Fear of incontinence: cesarean delivery does not prevent incontinence. Sorry!
Fear of pain: I wonder why so many women are taught to fear the pain of childbirth. Granted labor was one of the most challenging things I have ever done, but I think my exercise habits and outdoor enthusiasm (road biking, hiking, backpacking, running) had prepared me for childbirth. I don’t look back on my labor and regret the pain – I regret the fact that a cesarean became necessary. Anyone who has done a little bit of study on the purpose of pain in childbirth can tell you that it is actually beneficial – it can indicate problems that need attention as well as provide important feedback to the mother and her careproviders regarding her progress.
Fear of birth: there actually is a term for women who have a fear (phobia) of childbirth – lockiophobia. If a woman is not phobic, then she should work with a psychologist or psychotherapist to determine the root causes of her fear and overcome those. Pregnancy can bring up psychological pains of the past, but they are not avoided through cesarean surgery.

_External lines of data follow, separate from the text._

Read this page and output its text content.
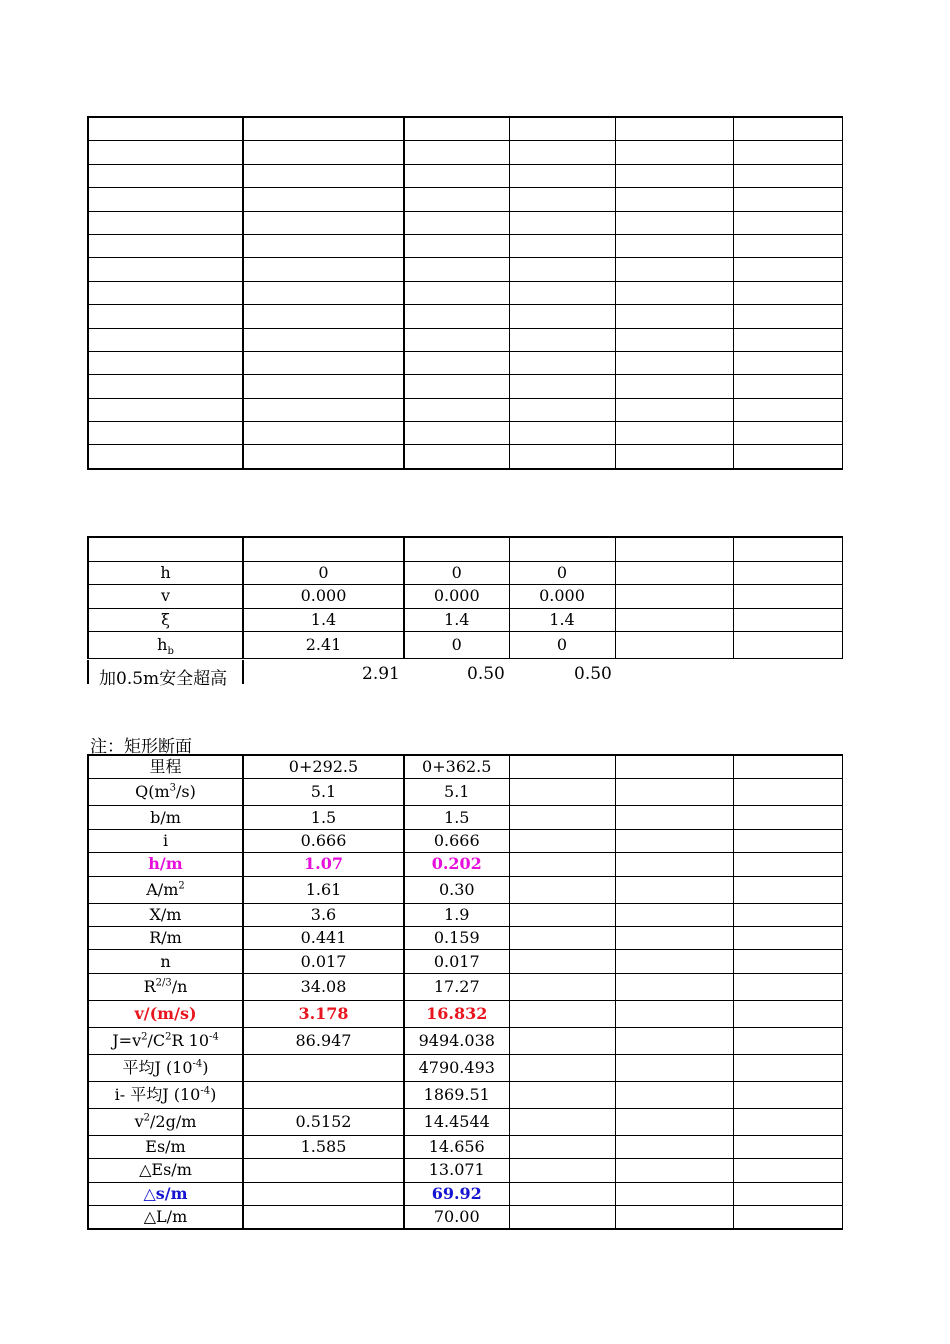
h	0	0	0		
v	0.000	0.000	0.000		
ξ	1.4	1.4	1.4		
$h_b$	2.41	0	0		
加0.5m安全超高	2.91	0.50	0.50
注：矩形断面
里程	0+292.5	0+362.5			
$Q(m^3/s)$	5.1	5.1			
b/m	1.5	1.5			
i	0.666	0.666			
h/m	1.07	0.202			
$A/m^2$	1.61	0.30			
X/m	3.6	1.9			
R/m	0.441	0.159			
n	0.017	0.017			
$R^{2/3}/n$	34.08	17.27			
v/(m/s)	3.178	16.832			
$J=v^2/C^2R$ $10^{-4}$	86.947	9494.038			
平均J $(10^{-4})$		4790.493			
i- 平均J $(10^{-4})$		1869.51			
$v^2/2g/m$	0.5152	14.4544			
Es/m	1.585	14.656			
△Es/m		13.071			
△s/m		69.92			
△L/m		70.00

Fear of a stretched-out vagina: do I really need to address this?
The title of my post suggests that cesareans will limit future choices. This is true – women who have had a cesarean are at risk of being pressured into repeating surgery for future births, have a slightly more elevated risk of uterine rupture and other poor birth outcomes, are unable to have normal birth at most birth centers , may not be able to have a normal birth at their local hospitals , will be pressured to comply with hospital protocols that may lead to interventive birth outcomes for future births, may have difficulty finding providers who will support their choices in future births to name a few limitations.

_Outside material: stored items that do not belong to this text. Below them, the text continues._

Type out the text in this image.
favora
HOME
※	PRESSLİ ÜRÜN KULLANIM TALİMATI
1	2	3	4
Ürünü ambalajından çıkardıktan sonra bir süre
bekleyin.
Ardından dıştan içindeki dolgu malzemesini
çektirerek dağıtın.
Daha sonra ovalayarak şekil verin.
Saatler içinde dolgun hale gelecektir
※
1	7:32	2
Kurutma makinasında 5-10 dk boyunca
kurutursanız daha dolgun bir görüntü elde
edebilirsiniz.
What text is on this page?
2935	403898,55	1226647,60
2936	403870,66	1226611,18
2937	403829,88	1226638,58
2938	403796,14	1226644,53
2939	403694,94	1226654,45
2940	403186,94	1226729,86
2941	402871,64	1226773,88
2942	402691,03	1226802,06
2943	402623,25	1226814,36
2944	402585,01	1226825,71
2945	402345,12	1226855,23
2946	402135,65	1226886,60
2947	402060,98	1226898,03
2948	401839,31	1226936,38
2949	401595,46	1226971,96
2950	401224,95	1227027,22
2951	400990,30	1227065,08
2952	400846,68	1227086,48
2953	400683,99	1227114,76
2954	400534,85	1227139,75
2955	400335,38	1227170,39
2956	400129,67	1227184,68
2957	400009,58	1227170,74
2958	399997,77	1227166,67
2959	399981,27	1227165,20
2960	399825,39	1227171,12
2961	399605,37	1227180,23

Other things you may not know about cesarean aftermath 
- Risk of post-partum depression and post-traumatic stress disorder
- Negative impact on breastfeeding, bonding, and other key mammalian birth-related processes
- Stillbirth, miscarriage, infertility
- Pain, adhesions, slow recover, unsightly scaring
- Negative impact on relationships with other family members, particularly partners/spouses
- Rejection of birth – some women choose to never have another baby because they don’t want to go through surgery again; some women don’t feel like they gave birth; some women equate cesarean birth with “birth rape“
Thankfully I have come to learn about the viability and appropriateness of vaginal birth after cesarean. I was encouraged to subscribe to the ICAN Yahoo list where I learned much of what I know now about birth that I didn’t know before my daughter was born. I know the dangers of choosing cesarean for the first, second, or fifth time. I have experienced stress, depression, and other tangible and intangible outcomes related to cesarean surgery. I worry that my current trouble with recurrent pregnancy loss is related to the cesarean. I resent that I have to consume more medical services to rule out uterine defects caused by the cesarean. Tomorrow I will have a hysterosalpinogram performed.
It is regrettable that women such as Ms. Chung are led to believe and accept that cesarean birth is risk free, complication free, and consequence free. It is simply not the case, and it does not take more than 30 seconds with an internet search engine to learn that much care should be taken when deciding if cesarean surgery is right for a woman and her baby. The March of Dimes states that cesarean surgery should only be performed when the mother’s life or baby’s life is at risk. Cesarean surgery is a blessing when used appropriately, but its safety is not justification for indiscriminate use.
[I sent a slightly abridged version of this post to Time magazine’s Editor.]
 The World Health Organization maintains that an acceptable rate of birth via cesarean surgery is 10-15%. When the cesarean rate exceeds this range, the risks outweigh the benefits.